My observation is that novel cyberattacks developed by well-resourced groups for offensive use will emerge as new threat vectors in the broad cyber market in a four-to-six-year time period.
These offensive innovations create blue ocean and market white space opportunities to build companies that provide novel defense applications against them. Entrepreneurs with offensive domain expertise are the ones best positioned to productize their expertise from a defensive perspective.
Take industrial cybersecurity—and specifically, a portfolio company of two of my companies—for example. In 2010, Stuxnet showed the potential of cyberattacks on ICS/OT systems. Five years later, Russian hackers cut off electricity to a quarter-million Ukrainians across multiple regions. Robert M. Lee, previously a U.S. Air Force cyber operator tasked to the NSA to identify and analyze national threats to industrial infrastructure, helped lead the incident response and investigation for that event.
Lee founded Dragos the next year to protect critical infrastructure. When the company was seed-funded by DataTribe in 2016 (Full disclosure: I'm a co-founder and investment board member of DataTribe), and even after my company led the company’s Series A in 2017, the universal response I received was that it was a losing position because there was no market for industrial cybersecurity. But today, Dragos is considered to be a market leader in the rapidly growing industrial cybersecurity market, a market estimated to reach $24.4 billion over the next five years.
As offense grows, the market searches for novel solutions.
New attack vectors will emerge as technology continues to advance in strides, especially in artificial intelligence (AI). The weaponization of data and AI creates entirely new threat vectors that the defense will have to figure out. AI tools for video and audio deep fakes and AI-enhanced phishing attacks are already being widely used by cybercriminals. These malicious uses were expected.

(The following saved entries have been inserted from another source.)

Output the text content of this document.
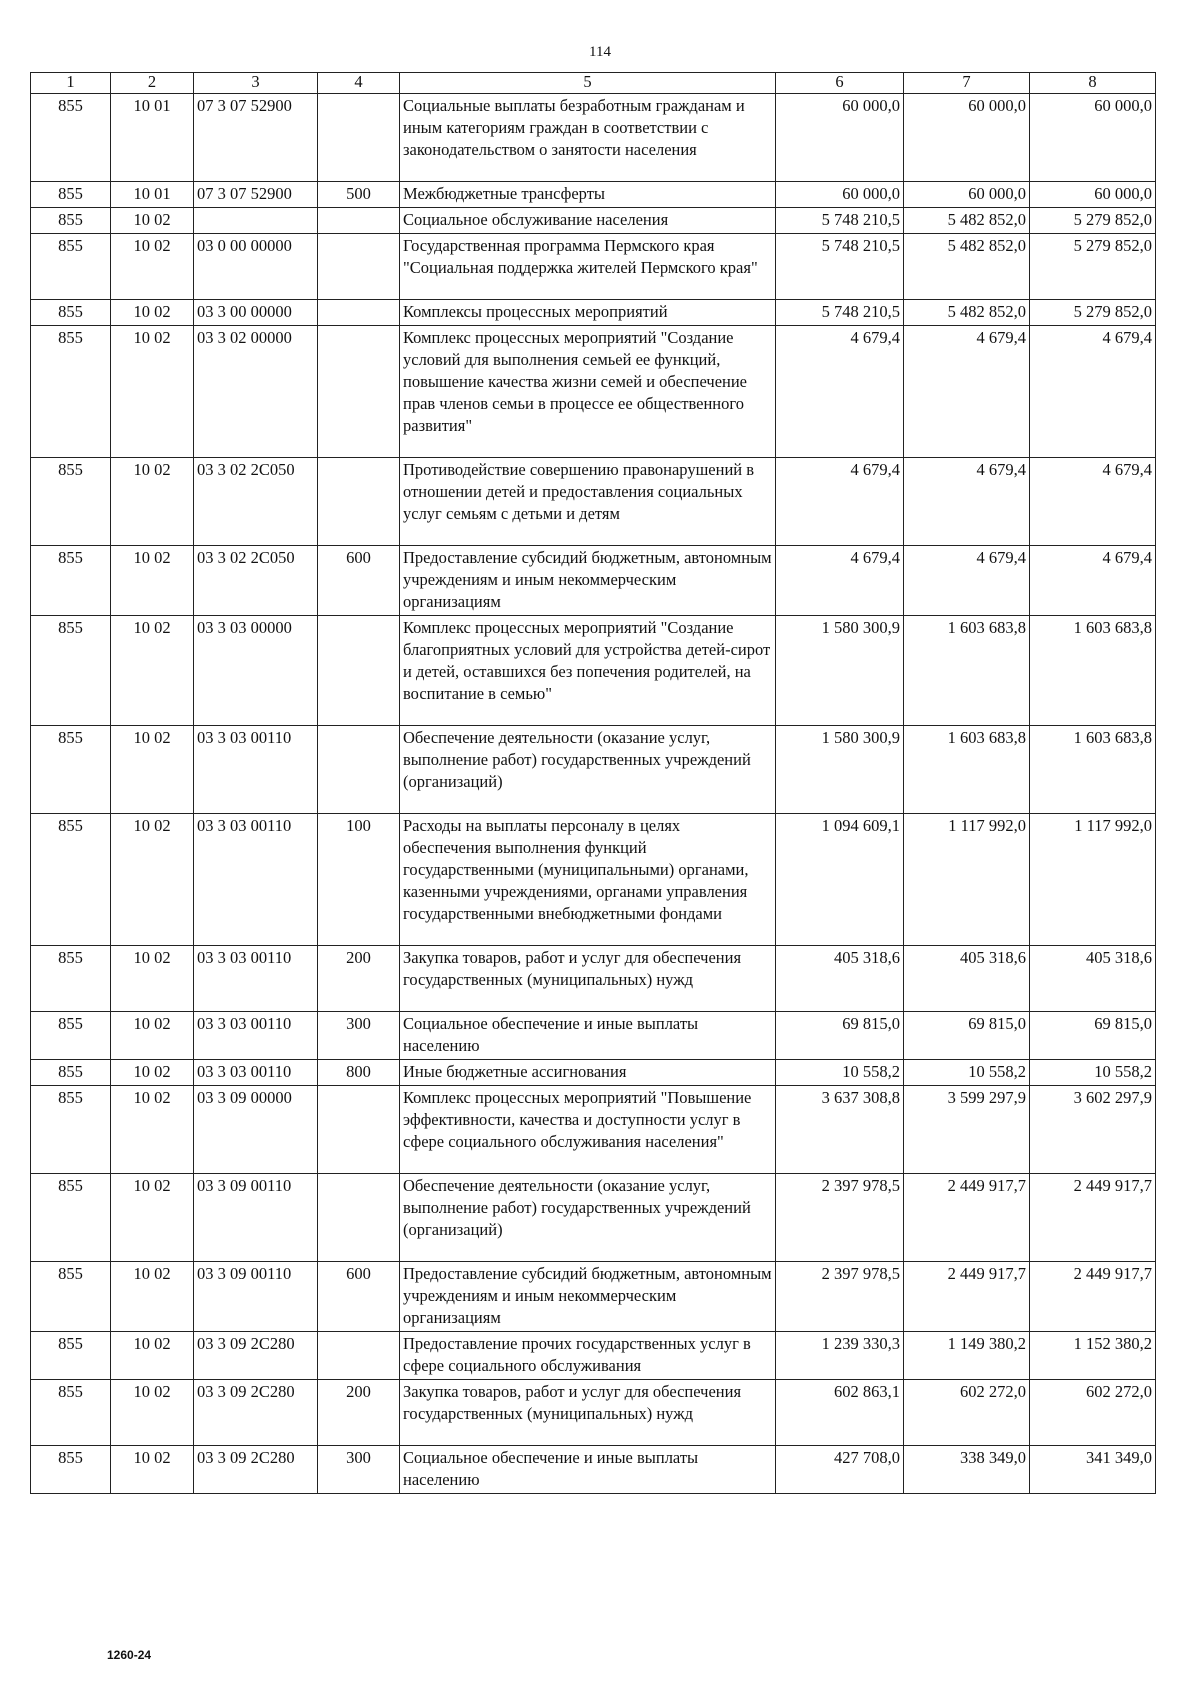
114
1	2	3	4	5	6	7	8
855	10 01	07 3 07 52900		Социальные выплаты безработным гражданам и иным категориям граждан в соответствии с законодательством о занятости населения	60 000,0	60 000,0	60 000,0
855	10 01	07 3 07 52900	500	Межбюджетные трансферты	60 000,0	60 000,0	60 000,0
855	10 02			Социальное обслуживание населения	5 748 210,5	5 482 852,0	5 279 852,0
855	10 02	03 0 00 00000		Государственная программа Пермского края "Социальная поддержка жителей Пермского края"	5 748 210,5	5 482 852,0	5 279 852,0
855	10 02	03 3 00 00000		Комплексы процессных мероприятий	5 748 210,5	5 482 852,0	5 279 852,0
855	10 02	03 3 02 00000		Комплекс процессных мероприятий "Создание условий для выполнения семьей ее функций, повышение качества жизни семей и обеспечение прав членов семьи в процессе ее общественного развития"	4 679,4	4 679,4	4 679,4
855	10 02	03 3 02 2С050		Противодействие совершению правонарушений в отношении детей и предоставления социальных услуг семьям с детьми и детям	4 679,4	4 679,4	4 679,4
855	10 02	03 3 02 2С050	600	Предоставление субсидий бюджетным, автономным учреждениям и иным некоммерческим организациям	4 679,4	4 679,4	4 679,4
855	10 02	03 3 03 00000		Комплекс процессных мероприятий "Создание благоприятных условий для устройства детей-сирот и детей, оставшихся без попечения родителей, на воспитание в семью"	1 580 300,9	1 603 683,8	1 603 683,8
855	10 02	03 3 03 00110		Обеспечение деятельности (оказание услуг, выполнение работ) государственных учреждений (организаций)	1 580 300,9	1 603 683,8	1 603 683,8
855	10 02	03 3 03 00110	100	Расходы на выплаты персоналу в целях обеспечения выполнения функций государственными (муниципальными) органами, казенными учреждениями, органами управления государственными внебюджетными фондами	1 094 609,1	1 117 992,0	1 117 992,0
855	10 02	03 3 03 00110	200	Закупка товаров, работ и услуг для обеспечения государственных (муниципальных) нужд	405 318,6	405 318,6	405 318,6
855	10 02	03 3 03 00110	300	Социальное обеспечение и иные выплаты населению	69 815,0	69 815,0	69 815,0
855	10 02	03 3 03 00110	800	Иные бюджетные ассигнования	10 558,2	10 558,2	10 558,2
855	10 02	03 3 09 00000		Комплекс процессных мероприятий "Повышение эффективности, качества и доступности услуг в сфере социального обслуживания населения"	3 637 308,8	3 599 297,9	3 602 297,9
855	10 02	03 3 09 00110		Обеспечение деятельности (оказание услуг, выполнение работ) государственных учреждений (организаций)	2 397 978,5	2 449 917,7	2 449 917,7
855	10 02	03 3 09 00110	600	Предоставление субсидий бюджетным, автономным учреждениям и иным некоммерческим организациям	2 397 978,5	2 449 917,7	2 449 917,7
855	10 02	03 3 09 2С280		Предоставление прочих государственных услуг в сфере социального обслуживания	1 239 330,3	1 149 380,2	1 152 380,2
855	10 02	03 3 09 2С280	200	Закупка товаров, работ и услуг для обеспечения государственных (муниципальных) нужд	602 863,1	602 272,0	602 272,0
855	10 02	03 3 09 2С280	300	Социальное обеспечение и иные выплаты населению	427 708,0	338 349,0	341 349,0
1260-24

But how will we handle the next level of AI exploits? Take data poisoning, for example, where adversaries corrupt or manipulate machine learning data to alter AI outputs.
If we can’t trust our data, we have nothing. This opens a market for new data provenance technologies that can provide a chain of custody for data throughout the data life cycle, from its creation to any modifications, to ensure traceability and establish data trust and authenticity.
The threat landscape is massively expanding and cyber is playing a constant game of chase, with the cyber threat actors choosing the time and place of their cyberattacks while we race to catch up with them. An offense-to-defense approach to cybersecurity puts us in the position to anticipate their next move and beat them there.